Monday, May 20, 2013

Rate my Professors

As a graduating senior, my biggest piece of advice for students coming back next year is not to pick a class based on ratings and reviews of that professor on ratemyprofessor.

I have made the mistake of putting off taking this one class required for my major for as long as possible just because she got really bad reviews on ratemyprofessor.com. But after taking her recently I have to say she is one of the best professors I have ever had on this campus. She was extremely helpful in helping me understand the material, and her class wasn't as hard as I thought it would be. In contrast, I took a history class for one of my capstones just because of the excellent reviews he got on ratemyprofessor, but he ended up being the most disorganized professor I have had on this campus. He never once gave a heads up on assignments that were due at the beginning of class, which caused me a lot of stress when I had to do a paper at the very last minute. I ended up getting a C in both classes, but I have to say the one I took with the professor who got negative reviews was far easier.

I remember during SOAR orientation one of the advisers telling me not to pick classes based on what I read on ratemyprofessor because they are written mostly by students who don't do the work. Looking back, I'm pretty sure he was right. The professor I took that got bad reviews would not take homework assignments after the first ten minutes of class, so my guess is that a lot of the students that complained about her online were the ones who came to class late or the ones who didn't do the homework at all. Thats what makes ratemyprofessor so unreliable, the fact that you don't know if the person writing the review is someone who gets straight As or straight Fs.
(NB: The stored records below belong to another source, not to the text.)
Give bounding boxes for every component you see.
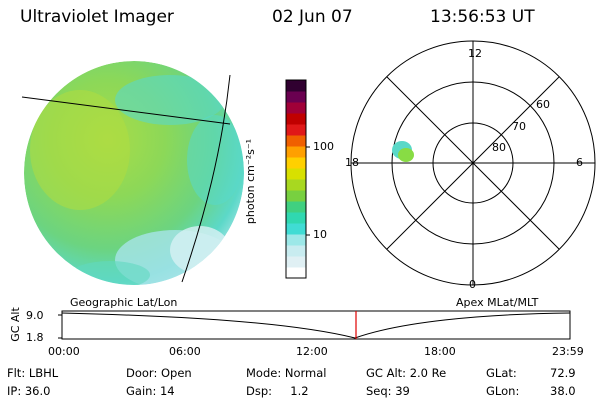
colorbar-segment (286, 245, 306, 257)
mlat-label-70: 70 (512, 120, 526, 133)
instrument-title: Ultraviolet Imager (20, 7, 174, 27)
colorbar-segment (286, 102, 306, 114)
colorbar-segment (286, 223, 306, 235)
mode-info: Mode: Normal (246, 366, 327, 380)
timeline-axis-label: GC Alt (8, 307, 22, 342)
glon-value: 38.0 (550, 384, 576, 398)
mlat-label-60: 60 (536, 98, 550, 111)
colorbar-unit-label: photon cm⁻²s⁻¹ (244, 138, 258, 225)
door-info: Door: Open (126, 366, 192, 380)
colorbar-segment (286, 113, 306, 125)
timeline-xtick-0600: 06:00 (169, 345, 201, 358)
timeline-xtick-1800: 18:00 (424, 345, 456, 358)
timeline-xtick-1200: 12:00 (296, 345, 328, 358)
colorbar-segment (286, 80, 306, 92)
date-label: 02 Jun 07 (272, 7, 353, 27)
glon-label: GLon: (486, 384, 520, 398)
colorbar-segment (286, 135, 306, 147)
colorbar-segment (286, 168, 306, 180)
time-label: 13:56:53 UT (430, 7, 535, 27)
mlt-label-0: 0 (469, 278, 476, 291)
colorbar-segment (286, 234, 306, 246)
timeline-frame (61, 310, 571, 340)
seq-info: Seq: 39 (366, 384, 410, 398)
ip-info: IP: 36.0 (7, 384, 51, 398)
glat-value: 72.9 (550, 366, 576, 380)
colorbar-segment (286, 190, 306, 202)
dsp-info: Dsp: 1.2 (246, 384, 309, 398)
mlt-label-6: 6 (576, 156, 583, 169)
timeline-ytick-9: 9.0 (26, 309, 44, 322)
mlt-label-12: 12 (468, 47, 482, 60)
geo-longitude-line (181, 74, 231, 283)
uvi-image-disk (24, 61, 244, 285)
mlt-label-18: 18 (345, 156, 359, 169)
colorbar-tick-10: 10 (313, 228, 327, 241)
colorbar-segment (286, 146, 306, 158)
polar-plot (350, 40, 596, 286)
geo-latitude-line (21, 96, 231, 125)
colorbar-segment (286, 157, 306, 169)
gain-info: Gain: 14 (126, 384, 175, 398)
colorbar-segment (286, 124, 306, 136)
colorbar-segment (286, 179, 306, 191)
timeline-xtick-0000: 00:00 (48, 345, 80, 358)
right-caption: Apex MLat/MLT (456, 296, 539, 309)
filter-info: Flt: LBHL (7, 366, 59, 380)
colorbar-segment (286, 267, 306, 279)
colorbar-segment (286, 91, 306, 103)
auroral-spot (392, 141, 414, 162)
timeline-xtick-2359: 23:59 (552, 345, 584, 358)
colorbar-segment (286, 212, 306, 224)
glat-label: GLat: (486, 366, 517, 380)
altitude-curve (61, 312, 571, 339)
mlat-label-80: 80 (492, 141, 506, 154)
color-scale-bar (286, 80, 306, 279)
left-caption: Geographic Lat/Lon (70, 296, 178, 309)
timeline-ytick-1: 1.8 (26, 331, 44, 344)
colorbar-tick-100: 100 (313, 140, 334, 153)
colorbar-segment (286, 201, 306, 213)
colorbar-segment (286, 256, 306, 268)
gc-alt-info: GC Alt: 2.0 Re (366, 366, 447, 380)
My advice to students is this: if you are trying to decide which classes to take for the fall, don't google ratemyprofessor. Instead, ask a reliable friend or classmate about the professor, someone who gets decent grades and always shows up to class. Because taking or not taking a class based on a classmate or friends recommendation is a much smarter decision than based on a review written by someone who might have dropped out of school long ago.

Sunday, May 19, 2013

Gun Control Article


      When I was growing up, my mother was very protective when it came to guns. Before my brother and I would go to somebody’s house for a play date, my mother would go to that house beforehand to make sure there were not any guns there. She, like most parents across this country, was concerned for the safety of her children. Luckily for her, her two sons did not experience the horrors of gun violence. Unfortunately this cannot be said for 20 families in Newtown, Connecticut.
            I was convinced that the Newtown massacre would change things, that things would finally be different. I was wrong. Just recently the Senate rejected a measure to expand background checks to guns sold online and at gun shows. Although 54 Senators voted for it, it needed 60 votes in order to overcome the Republican-led filibuster. But I don’t just blame the Republicans for filibustering gun control, I blame all the Democrats who voted against it (except for Senate Majority Leader Harry Reid, who voted against it as a procedural move in order to bring the bill back up again in the future). 
            Even though 90 percent of Americans support universal background checks for gun purchases (including a vast majority of gun owners), the bill was defeated mostly because of the fear of the NRA. Yet the NRA is not as powerful as people think it is. In the recent presidential election, less than one percent of the candidates they endorsed were elected. They also raised just $12 million during that election, which is a small pittance compared to the $100 million that Karl Rove’s American Crossroads raised.
            Opponents of gun control are totally wrong when talking about the second amendment. It was written at a time when there were no national military or state militias, a time when the only guns people had were muskets that could only shoot one bullet at a time. The founding fathers could not have foreseen a military-style assault weapon that could murder 26 people in the span of five minutes, nor could they comprehend over 2,000 people in this country being killed by gun violence within just a few months. Right after Newtown, NRA President Wayne LaPierre said that “the only thing that stops a bad guy with a gun is a good guy with a gun”. But I think it would make more sense to make sure that the bad guy does not have access to the gun in the first place.